I have a problem with a coin toss. The exercise is following:
You toss a coin 10 times and it gives 4 heads. What fee would you pay to play a game where you win 1$ if you flip at least 450 heads out of 1000 coin tosses?
My approach: Update an informative prior with the data. Then calculate P(450H). P(450H) = Fee.
x := obtaining a head
- Prior: assume the belief that pdf(x) follows Beta(20, 20)
Why Beta(20,20)? I want to build a prior with the belief that a head should very probably come with a probability of 0.5... Hence a = b. However, I want the prior to be weak enough to fit the data. Hence relatively low values for a and b.
- Posterior: updating pdf(x) as Beta(20+4, 20+6)
Why Beta(24,26)? We can easily update the prior to obtain the posterior adding the number of heads and tails to a and b. Posterior ∝ Likelihood x Prior
- Getting the probability P(450 heads)
Now that I have the pdf(x), I am looking for the probability of obtaining at least 450 heads from 1000 tosses. I am not sure how to proceed from here...

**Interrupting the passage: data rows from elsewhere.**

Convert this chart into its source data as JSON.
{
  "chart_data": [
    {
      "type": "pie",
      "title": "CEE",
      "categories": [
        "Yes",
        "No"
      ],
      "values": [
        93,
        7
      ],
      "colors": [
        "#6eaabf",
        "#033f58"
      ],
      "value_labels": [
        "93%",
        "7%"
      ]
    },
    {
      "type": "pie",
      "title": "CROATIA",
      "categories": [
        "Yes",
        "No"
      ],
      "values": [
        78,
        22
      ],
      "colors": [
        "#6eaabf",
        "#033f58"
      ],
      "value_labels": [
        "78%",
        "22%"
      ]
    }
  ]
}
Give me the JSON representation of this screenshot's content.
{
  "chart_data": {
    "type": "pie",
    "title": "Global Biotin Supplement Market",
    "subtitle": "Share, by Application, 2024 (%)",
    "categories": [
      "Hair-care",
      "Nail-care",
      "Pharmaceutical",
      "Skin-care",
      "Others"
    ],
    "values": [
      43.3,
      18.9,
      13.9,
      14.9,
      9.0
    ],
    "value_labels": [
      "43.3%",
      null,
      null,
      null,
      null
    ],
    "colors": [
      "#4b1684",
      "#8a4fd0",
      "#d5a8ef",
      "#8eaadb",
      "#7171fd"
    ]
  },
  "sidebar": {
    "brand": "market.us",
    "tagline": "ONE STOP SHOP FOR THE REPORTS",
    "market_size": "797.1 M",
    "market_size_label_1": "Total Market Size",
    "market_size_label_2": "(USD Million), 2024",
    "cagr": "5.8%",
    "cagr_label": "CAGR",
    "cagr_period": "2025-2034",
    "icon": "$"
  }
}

If the coin was fair (P[x] = 0.5), we could answer the question easily by calculating the integral from 450 to 1000 of the binomial distribution. However, as I have a posterior pdf of P(X) and not a number, I am not sure what how to proceed...
- Could you please give me a hint what to do with the posterior to answer the question?
- Also, what would be the correct notation of the sought probability? P(450H | 4heads from 10 tosses)? Not sure how I write down that I used an informative prior...
- I suspect that P(450H) will highly depend on the parameters of my prior... Is there a more scientific way to justify the choice of my parameters?
Any help or guidance will be highly appreciated!